I’d met Ellen again at the inquest into Brody’s suicide. She carried herself with the same steel-tempered dignity I remembered, but while there were still shadows in her eyes, there was also a new optimism. She and Anna had moved to Edinburgh, living in a small house paid for by the hotel’s insurance. Both Strachan and Brody had left them well cared for in their wills, but Ellen put everything they left her into a fund to help rebuild the island. It was blood money, she’d said, with a flash of her old fierceness. She wanted nothing to do with it.

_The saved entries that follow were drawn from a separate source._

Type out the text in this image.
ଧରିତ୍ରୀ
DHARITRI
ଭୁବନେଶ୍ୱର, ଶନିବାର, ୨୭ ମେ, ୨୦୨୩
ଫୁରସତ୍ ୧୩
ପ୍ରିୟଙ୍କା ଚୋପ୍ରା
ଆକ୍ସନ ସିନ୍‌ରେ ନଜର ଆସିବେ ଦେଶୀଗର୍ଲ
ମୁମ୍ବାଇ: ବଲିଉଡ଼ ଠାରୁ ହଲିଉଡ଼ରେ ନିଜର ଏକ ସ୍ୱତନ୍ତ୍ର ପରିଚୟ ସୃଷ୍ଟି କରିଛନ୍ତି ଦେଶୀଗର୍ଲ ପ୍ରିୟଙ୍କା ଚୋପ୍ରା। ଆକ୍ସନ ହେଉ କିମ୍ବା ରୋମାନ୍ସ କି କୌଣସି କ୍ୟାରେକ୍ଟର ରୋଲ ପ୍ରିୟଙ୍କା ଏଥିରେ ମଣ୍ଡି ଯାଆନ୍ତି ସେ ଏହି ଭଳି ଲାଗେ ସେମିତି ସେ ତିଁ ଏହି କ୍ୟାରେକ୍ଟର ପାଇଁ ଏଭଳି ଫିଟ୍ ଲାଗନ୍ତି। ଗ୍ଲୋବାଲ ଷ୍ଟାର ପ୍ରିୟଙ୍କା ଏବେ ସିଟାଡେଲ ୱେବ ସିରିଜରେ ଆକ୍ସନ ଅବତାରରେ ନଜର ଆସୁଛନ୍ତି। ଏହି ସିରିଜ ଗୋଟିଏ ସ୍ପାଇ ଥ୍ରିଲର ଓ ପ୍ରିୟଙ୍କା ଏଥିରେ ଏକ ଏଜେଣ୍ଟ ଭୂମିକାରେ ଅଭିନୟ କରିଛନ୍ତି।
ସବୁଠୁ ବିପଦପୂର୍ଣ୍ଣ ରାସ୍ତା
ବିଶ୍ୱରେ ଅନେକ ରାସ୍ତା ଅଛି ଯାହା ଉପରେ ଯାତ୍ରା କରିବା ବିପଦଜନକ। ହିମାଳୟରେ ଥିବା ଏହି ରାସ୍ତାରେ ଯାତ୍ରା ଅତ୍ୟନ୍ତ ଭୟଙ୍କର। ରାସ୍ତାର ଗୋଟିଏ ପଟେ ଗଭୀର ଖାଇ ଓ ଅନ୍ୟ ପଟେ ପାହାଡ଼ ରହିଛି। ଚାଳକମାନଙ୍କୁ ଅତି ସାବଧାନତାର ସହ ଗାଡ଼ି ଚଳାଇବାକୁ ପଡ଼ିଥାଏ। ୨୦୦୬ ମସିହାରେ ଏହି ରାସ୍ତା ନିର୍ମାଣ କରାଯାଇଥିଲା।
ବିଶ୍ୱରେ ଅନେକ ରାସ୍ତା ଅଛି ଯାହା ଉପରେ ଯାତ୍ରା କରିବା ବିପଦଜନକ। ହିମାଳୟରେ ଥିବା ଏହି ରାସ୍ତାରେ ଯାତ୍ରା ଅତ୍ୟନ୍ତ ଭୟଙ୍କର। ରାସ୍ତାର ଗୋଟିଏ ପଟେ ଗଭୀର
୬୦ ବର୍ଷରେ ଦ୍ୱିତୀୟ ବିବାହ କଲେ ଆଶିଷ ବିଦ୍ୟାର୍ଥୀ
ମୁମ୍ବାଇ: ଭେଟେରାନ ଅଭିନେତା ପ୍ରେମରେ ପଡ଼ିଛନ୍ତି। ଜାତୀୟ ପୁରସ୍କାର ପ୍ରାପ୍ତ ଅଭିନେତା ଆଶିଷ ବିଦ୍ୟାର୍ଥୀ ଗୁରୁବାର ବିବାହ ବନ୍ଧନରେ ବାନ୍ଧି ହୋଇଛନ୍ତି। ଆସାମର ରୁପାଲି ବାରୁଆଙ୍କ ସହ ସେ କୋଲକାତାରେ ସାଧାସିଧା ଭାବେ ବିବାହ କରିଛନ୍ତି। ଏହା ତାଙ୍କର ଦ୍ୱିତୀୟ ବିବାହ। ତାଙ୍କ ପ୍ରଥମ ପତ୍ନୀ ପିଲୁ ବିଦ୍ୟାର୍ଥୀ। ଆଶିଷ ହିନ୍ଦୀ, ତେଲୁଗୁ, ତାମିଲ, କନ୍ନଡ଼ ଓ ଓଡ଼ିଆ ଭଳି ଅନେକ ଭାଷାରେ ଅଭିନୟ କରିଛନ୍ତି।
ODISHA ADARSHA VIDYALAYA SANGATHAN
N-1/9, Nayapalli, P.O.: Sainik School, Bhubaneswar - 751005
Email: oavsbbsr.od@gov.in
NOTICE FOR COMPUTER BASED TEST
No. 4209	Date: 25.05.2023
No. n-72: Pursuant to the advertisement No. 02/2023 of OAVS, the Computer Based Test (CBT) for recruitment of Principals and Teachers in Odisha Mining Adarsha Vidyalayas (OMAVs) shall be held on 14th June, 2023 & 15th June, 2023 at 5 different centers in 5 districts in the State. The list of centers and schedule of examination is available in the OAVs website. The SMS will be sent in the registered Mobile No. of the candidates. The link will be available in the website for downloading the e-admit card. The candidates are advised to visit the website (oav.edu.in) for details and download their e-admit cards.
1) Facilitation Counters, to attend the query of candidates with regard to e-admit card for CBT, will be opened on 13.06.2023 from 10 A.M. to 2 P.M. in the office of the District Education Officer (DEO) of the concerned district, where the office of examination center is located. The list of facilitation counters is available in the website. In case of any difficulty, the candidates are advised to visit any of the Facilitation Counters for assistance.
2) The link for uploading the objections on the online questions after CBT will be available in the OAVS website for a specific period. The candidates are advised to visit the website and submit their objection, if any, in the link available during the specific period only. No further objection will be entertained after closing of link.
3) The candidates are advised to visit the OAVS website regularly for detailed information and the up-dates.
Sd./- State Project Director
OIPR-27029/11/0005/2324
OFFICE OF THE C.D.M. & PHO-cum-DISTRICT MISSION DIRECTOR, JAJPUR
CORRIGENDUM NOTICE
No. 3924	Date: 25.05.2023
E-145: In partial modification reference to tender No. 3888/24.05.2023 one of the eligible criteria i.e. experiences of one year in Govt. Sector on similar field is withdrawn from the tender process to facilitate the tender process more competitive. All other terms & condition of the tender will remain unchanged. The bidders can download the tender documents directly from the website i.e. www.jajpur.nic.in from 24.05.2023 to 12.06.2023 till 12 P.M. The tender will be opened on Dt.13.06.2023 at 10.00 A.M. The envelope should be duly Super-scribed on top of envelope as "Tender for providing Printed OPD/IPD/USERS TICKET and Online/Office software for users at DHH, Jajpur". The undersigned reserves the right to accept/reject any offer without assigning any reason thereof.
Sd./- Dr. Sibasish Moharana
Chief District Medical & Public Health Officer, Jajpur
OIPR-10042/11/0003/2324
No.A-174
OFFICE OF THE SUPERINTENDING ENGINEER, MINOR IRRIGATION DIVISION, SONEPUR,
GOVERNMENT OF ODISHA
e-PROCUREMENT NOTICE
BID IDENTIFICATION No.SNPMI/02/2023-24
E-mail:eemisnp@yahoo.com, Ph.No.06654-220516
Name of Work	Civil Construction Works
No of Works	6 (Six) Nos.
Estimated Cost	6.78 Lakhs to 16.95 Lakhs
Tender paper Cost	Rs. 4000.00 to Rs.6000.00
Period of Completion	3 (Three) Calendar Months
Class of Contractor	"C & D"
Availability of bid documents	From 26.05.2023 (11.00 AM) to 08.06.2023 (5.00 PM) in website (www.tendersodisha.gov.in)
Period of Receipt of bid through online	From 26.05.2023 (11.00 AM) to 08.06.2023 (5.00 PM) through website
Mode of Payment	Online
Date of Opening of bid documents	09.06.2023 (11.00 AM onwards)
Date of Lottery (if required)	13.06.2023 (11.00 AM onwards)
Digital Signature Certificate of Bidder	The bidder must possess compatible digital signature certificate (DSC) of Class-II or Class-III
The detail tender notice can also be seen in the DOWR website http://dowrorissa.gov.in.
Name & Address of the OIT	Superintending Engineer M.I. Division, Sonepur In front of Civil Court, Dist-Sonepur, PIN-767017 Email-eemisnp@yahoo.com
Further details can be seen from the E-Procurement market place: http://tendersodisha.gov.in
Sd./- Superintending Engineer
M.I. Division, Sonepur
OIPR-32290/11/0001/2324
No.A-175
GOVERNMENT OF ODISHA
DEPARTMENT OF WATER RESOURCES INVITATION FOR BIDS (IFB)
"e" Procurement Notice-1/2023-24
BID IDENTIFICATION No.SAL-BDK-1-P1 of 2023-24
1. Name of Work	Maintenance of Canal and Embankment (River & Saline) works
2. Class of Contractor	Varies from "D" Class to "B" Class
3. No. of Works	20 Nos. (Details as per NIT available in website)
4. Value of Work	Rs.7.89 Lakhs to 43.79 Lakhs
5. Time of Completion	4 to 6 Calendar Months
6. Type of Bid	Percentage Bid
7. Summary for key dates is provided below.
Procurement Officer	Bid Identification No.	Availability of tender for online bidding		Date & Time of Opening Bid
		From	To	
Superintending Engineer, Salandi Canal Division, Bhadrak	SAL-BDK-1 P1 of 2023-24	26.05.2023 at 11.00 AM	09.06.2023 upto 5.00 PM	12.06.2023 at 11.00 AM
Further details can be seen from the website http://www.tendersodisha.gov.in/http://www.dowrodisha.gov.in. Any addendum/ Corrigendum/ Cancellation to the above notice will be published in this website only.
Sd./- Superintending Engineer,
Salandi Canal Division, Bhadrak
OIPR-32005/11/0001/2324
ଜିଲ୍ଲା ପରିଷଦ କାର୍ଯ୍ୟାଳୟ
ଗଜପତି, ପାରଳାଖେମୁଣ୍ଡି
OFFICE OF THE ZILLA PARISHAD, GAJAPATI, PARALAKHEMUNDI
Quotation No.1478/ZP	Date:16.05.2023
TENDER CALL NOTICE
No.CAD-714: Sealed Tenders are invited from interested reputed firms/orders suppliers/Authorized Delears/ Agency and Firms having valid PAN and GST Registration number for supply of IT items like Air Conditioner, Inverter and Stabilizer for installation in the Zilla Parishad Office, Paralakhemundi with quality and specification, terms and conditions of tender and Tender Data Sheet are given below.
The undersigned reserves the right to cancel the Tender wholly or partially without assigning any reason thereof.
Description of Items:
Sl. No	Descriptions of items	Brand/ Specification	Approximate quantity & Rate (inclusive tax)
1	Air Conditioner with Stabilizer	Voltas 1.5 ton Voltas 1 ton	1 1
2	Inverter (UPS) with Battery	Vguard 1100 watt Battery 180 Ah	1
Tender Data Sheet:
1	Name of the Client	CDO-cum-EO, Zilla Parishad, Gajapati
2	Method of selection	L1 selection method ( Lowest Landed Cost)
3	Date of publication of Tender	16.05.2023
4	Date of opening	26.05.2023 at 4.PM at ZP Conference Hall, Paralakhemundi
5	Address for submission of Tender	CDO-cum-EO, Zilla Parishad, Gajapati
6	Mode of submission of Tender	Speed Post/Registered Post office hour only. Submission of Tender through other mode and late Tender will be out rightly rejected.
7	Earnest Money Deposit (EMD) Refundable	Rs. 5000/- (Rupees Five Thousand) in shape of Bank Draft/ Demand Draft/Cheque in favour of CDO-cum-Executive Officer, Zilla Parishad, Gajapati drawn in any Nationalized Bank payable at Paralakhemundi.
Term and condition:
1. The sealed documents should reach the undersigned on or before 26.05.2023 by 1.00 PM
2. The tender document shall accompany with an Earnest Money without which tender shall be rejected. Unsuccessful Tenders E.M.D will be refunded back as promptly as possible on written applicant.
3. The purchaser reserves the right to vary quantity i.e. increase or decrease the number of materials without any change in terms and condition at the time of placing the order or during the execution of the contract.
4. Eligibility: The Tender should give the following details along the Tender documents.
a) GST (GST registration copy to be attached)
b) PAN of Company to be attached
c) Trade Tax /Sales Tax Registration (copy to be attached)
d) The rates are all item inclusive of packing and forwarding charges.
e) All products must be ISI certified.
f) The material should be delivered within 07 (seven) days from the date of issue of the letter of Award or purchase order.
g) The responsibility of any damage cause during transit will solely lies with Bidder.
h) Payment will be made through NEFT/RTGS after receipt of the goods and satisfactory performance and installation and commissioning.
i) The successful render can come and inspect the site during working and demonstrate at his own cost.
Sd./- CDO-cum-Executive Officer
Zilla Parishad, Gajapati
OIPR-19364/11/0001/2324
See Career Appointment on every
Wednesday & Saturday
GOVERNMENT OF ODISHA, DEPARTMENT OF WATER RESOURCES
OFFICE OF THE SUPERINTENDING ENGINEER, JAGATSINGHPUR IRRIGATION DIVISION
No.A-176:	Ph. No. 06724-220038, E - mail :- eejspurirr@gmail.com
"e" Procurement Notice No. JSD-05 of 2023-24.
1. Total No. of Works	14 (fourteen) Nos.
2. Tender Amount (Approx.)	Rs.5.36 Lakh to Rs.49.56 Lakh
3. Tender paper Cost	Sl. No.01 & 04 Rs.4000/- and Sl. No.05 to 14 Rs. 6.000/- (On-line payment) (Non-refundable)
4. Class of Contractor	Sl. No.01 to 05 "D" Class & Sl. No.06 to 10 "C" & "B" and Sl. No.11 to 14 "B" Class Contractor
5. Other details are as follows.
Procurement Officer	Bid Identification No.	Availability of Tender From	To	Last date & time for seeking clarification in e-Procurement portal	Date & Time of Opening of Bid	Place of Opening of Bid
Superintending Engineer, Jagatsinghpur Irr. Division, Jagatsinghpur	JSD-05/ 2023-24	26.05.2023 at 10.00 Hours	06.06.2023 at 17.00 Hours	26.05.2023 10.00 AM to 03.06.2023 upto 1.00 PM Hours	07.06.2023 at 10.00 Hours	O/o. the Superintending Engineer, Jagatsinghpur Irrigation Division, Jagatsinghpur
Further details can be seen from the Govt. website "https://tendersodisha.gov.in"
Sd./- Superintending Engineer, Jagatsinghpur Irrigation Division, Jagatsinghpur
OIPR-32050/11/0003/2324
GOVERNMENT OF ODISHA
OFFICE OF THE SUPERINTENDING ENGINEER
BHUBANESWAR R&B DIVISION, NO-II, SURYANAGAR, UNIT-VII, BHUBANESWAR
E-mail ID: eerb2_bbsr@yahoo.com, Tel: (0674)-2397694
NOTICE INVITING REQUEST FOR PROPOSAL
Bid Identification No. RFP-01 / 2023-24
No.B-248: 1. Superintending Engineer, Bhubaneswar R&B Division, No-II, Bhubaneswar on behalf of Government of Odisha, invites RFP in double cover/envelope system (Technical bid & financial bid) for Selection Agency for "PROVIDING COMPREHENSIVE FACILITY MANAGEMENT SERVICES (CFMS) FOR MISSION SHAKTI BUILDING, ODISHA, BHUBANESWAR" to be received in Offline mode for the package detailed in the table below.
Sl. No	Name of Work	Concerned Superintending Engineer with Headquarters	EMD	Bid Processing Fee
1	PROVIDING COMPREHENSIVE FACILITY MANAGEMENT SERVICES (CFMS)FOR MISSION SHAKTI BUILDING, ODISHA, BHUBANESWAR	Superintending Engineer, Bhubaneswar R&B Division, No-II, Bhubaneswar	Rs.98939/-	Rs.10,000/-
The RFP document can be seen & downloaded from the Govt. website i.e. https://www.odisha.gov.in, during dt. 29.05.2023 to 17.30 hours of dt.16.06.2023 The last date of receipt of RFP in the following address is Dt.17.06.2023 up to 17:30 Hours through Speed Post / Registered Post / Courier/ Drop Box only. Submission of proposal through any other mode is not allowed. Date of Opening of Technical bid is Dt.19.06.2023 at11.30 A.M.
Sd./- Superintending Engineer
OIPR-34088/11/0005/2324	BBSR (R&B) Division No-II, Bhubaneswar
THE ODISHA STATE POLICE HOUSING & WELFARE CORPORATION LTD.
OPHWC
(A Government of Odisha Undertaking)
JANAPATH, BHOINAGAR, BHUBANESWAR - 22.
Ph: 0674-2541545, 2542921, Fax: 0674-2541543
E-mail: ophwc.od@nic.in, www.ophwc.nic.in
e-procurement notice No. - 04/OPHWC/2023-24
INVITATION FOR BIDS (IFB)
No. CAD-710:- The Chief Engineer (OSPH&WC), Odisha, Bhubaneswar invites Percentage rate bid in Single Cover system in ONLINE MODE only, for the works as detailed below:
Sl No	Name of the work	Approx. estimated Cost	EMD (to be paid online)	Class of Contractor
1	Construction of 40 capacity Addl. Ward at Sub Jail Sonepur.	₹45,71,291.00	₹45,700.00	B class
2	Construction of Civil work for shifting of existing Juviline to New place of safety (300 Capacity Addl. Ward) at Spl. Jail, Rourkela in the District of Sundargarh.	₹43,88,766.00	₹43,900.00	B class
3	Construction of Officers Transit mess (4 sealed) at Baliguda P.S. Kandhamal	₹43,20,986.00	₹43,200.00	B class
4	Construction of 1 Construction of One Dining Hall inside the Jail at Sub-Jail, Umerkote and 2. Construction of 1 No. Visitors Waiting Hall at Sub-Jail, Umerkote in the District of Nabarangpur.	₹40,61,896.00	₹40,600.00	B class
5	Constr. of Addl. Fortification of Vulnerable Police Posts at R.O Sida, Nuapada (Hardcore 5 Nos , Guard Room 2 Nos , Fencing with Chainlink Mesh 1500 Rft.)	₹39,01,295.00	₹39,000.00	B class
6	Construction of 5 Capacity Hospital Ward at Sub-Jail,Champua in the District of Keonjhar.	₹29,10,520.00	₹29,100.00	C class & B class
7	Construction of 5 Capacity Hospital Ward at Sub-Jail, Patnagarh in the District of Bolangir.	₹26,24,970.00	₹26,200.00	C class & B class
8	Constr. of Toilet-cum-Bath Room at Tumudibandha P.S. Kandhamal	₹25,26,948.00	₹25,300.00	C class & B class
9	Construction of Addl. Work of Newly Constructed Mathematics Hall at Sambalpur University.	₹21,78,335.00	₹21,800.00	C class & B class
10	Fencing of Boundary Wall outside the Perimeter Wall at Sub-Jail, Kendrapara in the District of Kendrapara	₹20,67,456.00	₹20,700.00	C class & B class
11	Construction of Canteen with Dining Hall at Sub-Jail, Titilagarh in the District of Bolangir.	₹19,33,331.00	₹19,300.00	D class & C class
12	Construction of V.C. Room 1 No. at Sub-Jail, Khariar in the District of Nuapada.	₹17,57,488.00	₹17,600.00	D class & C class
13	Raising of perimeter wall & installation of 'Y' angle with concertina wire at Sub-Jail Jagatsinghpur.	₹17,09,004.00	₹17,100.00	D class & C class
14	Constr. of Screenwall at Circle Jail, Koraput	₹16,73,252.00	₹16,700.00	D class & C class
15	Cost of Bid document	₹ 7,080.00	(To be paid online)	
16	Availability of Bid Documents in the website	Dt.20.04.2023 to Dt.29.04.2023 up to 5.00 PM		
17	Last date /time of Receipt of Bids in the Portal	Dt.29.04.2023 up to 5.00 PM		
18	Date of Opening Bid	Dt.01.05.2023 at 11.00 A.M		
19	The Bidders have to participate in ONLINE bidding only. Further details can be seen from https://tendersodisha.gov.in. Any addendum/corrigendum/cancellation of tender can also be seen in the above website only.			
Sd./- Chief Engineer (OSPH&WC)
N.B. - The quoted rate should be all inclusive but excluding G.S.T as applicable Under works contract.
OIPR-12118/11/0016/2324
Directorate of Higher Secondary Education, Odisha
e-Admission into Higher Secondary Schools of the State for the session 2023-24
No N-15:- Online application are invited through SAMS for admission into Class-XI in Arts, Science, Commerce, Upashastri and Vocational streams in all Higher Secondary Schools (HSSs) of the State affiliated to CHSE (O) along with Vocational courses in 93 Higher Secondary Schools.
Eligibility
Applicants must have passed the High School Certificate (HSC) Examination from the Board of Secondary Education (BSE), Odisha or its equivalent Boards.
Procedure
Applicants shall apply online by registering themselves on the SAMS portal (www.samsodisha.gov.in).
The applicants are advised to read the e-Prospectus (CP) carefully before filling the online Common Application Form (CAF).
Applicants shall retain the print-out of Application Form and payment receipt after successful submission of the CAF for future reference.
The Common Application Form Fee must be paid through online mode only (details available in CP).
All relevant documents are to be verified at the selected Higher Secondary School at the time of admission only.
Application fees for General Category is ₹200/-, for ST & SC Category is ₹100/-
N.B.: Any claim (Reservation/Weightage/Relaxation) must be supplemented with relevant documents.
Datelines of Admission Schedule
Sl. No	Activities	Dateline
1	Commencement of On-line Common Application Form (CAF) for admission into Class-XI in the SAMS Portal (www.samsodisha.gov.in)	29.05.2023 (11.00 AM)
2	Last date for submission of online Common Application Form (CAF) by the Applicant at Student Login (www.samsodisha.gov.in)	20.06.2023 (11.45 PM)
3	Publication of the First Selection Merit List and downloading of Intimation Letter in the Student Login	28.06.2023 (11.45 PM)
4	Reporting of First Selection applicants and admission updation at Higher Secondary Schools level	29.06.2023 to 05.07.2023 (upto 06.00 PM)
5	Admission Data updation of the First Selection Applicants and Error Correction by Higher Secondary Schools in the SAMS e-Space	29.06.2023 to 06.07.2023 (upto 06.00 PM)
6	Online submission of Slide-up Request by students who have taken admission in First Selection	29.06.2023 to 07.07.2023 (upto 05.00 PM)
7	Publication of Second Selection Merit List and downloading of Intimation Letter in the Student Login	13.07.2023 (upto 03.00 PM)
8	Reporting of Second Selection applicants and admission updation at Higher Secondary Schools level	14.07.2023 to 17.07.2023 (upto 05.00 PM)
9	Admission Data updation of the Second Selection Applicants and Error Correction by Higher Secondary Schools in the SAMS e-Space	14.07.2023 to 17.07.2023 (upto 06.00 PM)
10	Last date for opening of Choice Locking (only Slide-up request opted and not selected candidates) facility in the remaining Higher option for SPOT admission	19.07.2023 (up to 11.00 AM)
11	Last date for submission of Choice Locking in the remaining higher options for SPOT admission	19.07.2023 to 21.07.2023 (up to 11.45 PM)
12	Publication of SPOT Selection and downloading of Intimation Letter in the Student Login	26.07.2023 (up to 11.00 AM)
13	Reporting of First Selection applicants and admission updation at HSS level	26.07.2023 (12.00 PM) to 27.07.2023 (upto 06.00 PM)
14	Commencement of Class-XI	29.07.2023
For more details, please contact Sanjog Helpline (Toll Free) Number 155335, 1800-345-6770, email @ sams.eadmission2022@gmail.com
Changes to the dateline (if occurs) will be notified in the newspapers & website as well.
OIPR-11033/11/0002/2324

But there was one thing they had brought with them from Runa: Brody’s border collie. It had been either that or let her be destroyed, and, as Ellen said, it wouldn’t have seemed right to punish the old dog for the crimes of its owner.
I thought Brody would have been grateful for that.
As for me, it was surprising how quickly life slid back to normal. There were still days when I’d wonder how many people would still be alive if I’d never gone to Runa, if Janice Donaldson’s murder had been dismissed as an accident. Oh, I knew that Brody’s poisoned obsession with Strachan would have driven him to try again, and that Grace’s madness would have resurfaced eventually. But the butcher’s bill still weighed heavily on my conscience.
One night as I lay awake thinking about it, Jenny had woken and asked what was wrong. I wanted to tell her, wanted to exorcise the ghosts that had followed me back from the island. Yet somehow I couldn’t.